Annunciò la bionda giornalista in primo piano sul grande schermo al plasma. “Non
abbiamo prove sufficienti per poter dare un nome al responsabile, ma per ora i
proprietari hanno denunciato la scomparsa di soldi, gioielli e l’ultimo premio
che i ragazzi avevano vinto. È parso strano alla polizia, che molte altre cose
di valore non siano state nemmeno -”
Il televisore venne spento
improvvisamente ed otto paia di occhi si girarono verso l’uomo che stava
compostamente seduto sul divano con il telecomando in mano.
“Perché hai spento?” si
lamentò una voce, cercando di mantenere un tono abbastanza serio in modo da non
suscitare ulteriori ire del suo amico, che – versandogli un bicchiere colmo di
coca-cola sui lunghi capelli castani – gli aveva già espresso elegantemente il
suo dissenso per ciò che aveva già deriso.
“Perché ti ostini a
chiedere una macedonia in testa?” rispose un esile ragazzo seduto sull’altra
estremità del divano con le gambe incrociate, agitando una bottiglietta di succo
di frutta.
“Lo facevo per sapere se
avevano notizie dei tuoi gioielli.” e soffio una risata. Subito, un ragazzo con
corti capelli biondi diede una sonora gomitata contro costole dell’altro,
facendogli trasformare la risata in colpi di tosse. “E tu, Bill, calmati” lo
ammonì, minacciandolo con l’indice. Questi sbuffò rumorosamente, scuotendo la
sua chioma leonina in faccia al fratello – seduto vicino a lui – che starnutì
per un ciuffo di capelli che gli aveva solleticato il naso.
“Tom! Sei un cretino! Mi
hai sputato tra i capelli!” urlò isterico Bill.
“Colpa tua che li vuoi
tenere a questo modo! Cosa cambiava se oggi te li legavi?” berciò lui a sua
volta.
“Molto! Sarebbe come
chiedere a te di tenere il tuo coso nelle mutande invece che altrove!” gridò il
fratello, ricordandogli di due sere fa, quando lo aveva trovato in atteggiamenti
piuttosto intimi con una sconosciuta ragazza sul divano della loro immensa casa.

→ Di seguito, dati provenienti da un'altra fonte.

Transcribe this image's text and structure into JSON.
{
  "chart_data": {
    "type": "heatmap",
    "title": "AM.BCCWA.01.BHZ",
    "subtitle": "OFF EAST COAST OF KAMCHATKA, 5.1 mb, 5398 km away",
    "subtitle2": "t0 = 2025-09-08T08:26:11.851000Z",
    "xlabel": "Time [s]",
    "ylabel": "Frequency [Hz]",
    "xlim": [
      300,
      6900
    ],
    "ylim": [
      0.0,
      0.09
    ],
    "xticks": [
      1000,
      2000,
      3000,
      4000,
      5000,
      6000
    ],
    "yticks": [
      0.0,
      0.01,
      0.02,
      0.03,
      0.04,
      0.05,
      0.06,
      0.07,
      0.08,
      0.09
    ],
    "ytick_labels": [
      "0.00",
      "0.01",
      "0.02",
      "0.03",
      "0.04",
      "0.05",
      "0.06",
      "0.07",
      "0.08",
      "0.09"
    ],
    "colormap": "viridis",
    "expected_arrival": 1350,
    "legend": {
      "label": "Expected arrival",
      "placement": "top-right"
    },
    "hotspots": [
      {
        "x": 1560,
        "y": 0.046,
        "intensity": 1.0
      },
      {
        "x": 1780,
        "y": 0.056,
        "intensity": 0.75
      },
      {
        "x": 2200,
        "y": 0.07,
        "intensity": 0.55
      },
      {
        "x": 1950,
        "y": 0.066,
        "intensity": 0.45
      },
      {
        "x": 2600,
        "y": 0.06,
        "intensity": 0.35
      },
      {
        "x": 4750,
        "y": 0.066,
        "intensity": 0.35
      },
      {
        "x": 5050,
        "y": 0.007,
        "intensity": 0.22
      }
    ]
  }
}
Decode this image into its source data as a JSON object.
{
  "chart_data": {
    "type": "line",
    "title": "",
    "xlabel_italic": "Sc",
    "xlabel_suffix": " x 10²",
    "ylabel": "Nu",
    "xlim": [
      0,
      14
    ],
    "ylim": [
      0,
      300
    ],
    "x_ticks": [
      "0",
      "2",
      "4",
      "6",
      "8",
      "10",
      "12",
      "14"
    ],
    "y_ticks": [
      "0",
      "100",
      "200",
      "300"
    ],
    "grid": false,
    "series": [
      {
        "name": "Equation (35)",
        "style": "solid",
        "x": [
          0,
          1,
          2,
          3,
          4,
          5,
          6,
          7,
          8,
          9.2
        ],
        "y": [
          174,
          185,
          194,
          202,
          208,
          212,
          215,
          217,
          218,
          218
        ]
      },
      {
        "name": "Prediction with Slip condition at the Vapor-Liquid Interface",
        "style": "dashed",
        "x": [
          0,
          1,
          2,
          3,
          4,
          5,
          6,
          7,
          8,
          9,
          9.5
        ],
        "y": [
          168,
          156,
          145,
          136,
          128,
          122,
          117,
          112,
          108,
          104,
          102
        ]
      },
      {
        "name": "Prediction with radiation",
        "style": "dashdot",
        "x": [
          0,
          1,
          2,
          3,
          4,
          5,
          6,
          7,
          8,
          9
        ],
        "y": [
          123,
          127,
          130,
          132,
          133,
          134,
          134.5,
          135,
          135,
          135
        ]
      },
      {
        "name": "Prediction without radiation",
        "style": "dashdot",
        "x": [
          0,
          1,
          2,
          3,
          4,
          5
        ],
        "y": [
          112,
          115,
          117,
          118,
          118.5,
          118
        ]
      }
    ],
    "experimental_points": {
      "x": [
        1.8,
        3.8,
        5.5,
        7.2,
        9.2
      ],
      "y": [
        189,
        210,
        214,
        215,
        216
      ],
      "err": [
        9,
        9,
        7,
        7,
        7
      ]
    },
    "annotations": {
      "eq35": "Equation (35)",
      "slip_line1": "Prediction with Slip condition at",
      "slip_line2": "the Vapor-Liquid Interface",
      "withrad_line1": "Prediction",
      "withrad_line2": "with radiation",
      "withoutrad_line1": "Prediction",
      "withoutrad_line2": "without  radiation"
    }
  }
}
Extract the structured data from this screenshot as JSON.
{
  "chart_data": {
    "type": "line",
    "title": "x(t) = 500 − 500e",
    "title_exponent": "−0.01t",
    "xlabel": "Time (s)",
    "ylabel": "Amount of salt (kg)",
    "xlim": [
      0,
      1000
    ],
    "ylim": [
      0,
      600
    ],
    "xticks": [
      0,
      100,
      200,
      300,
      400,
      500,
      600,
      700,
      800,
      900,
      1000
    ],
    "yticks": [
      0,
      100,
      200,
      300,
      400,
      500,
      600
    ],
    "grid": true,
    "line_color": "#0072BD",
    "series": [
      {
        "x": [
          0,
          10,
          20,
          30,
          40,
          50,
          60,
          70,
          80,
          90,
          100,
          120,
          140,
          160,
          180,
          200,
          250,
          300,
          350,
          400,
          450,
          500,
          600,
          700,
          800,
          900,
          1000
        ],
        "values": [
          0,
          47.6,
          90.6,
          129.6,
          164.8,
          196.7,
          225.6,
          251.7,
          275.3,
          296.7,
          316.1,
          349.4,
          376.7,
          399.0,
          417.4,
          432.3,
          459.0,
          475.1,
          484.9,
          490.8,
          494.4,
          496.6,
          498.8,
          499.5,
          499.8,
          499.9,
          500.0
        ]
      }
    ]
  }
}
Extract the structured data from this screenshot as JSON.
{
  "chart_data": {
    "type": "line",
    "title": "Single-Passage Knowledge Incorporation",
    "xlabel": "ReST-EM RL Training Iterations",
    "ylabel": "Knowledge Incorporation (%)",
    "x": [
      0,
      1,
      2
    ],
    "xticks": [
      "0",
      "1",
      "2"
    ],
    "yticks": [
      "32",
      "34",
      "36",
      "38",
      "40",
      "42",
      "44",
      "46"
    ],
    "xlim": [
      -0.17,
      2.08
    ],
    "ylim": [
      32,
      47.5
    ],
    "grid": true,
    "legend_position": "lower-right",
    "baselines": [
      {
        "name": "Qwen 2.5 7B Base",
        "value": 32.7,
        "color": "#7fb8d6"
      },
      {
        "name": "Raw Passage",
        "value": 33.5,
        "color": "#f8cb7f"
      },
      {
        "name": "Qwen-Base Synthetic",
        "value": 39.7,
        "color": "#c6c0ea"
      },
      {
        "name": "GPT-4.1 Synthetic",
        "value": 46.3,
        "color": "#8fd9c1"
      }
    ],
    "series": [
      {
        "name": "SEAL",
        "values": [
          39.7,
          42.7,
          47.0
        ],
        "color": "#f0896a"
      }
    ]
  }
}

“Almeno io lo uso!” ribatté
Tom. L’accusa del fratello non lo aveva nemmeno toccato, ma il suo tono
superiore l’aveva colpito in pieno. “Servirebbe anche a te del movimento, ogni
tanto.” Decretò con un mezzo sorriso strafottente.
“BASTA!” urlò l’uomo,
rintronando Tom, che era accanto a lui, e impedendo a Bill di poter
controbattere. “Perché diavolo non volete capire che la situazione è seria? Non
è né il momento, né il luogo per iniziare a lanciarvi insulti! Potete fare la
coppia in crisi quando sarete tornati a casa vostra! Ora fate silenzio!” e si
portò una mano alla fronte. “È colpa vostra se ho questo mal di testa.” aggiunse
serrando gli occhi. “Portami un antidolorifico ed un tranquillizzante” ordinò
poi all’assistente sulla porta.
“Il tranquillizzante lo
vuole anche Tom!” fece Bill, rispondendo deciso all’offesa che suo fratello gli
aveva fatto subire.
“Bill, invece, chiede un
po’ di viagra!” rise Tom, alzandosi di scatto dal divano e iniziando a correre
per la stanza, inseguito da un Bill incazzato e pronto ad incenerirlo con gli
occhi, oltre che a strozzarlo.
“Legateli. E dopo portatemi
doppia dose di ciò che ho chiesto.” sospirò David, scivolando scomposto sul
divano. “L’intervista di oggi sarà un completo disastro, me lo sento.” e iniziò
a massaggiarsi le tempie, come se quel gesto potesse farlo riprendere
dall’esaurimento nervoso.
***
Era una settimana che
andavano avanti così. Non era più possibile.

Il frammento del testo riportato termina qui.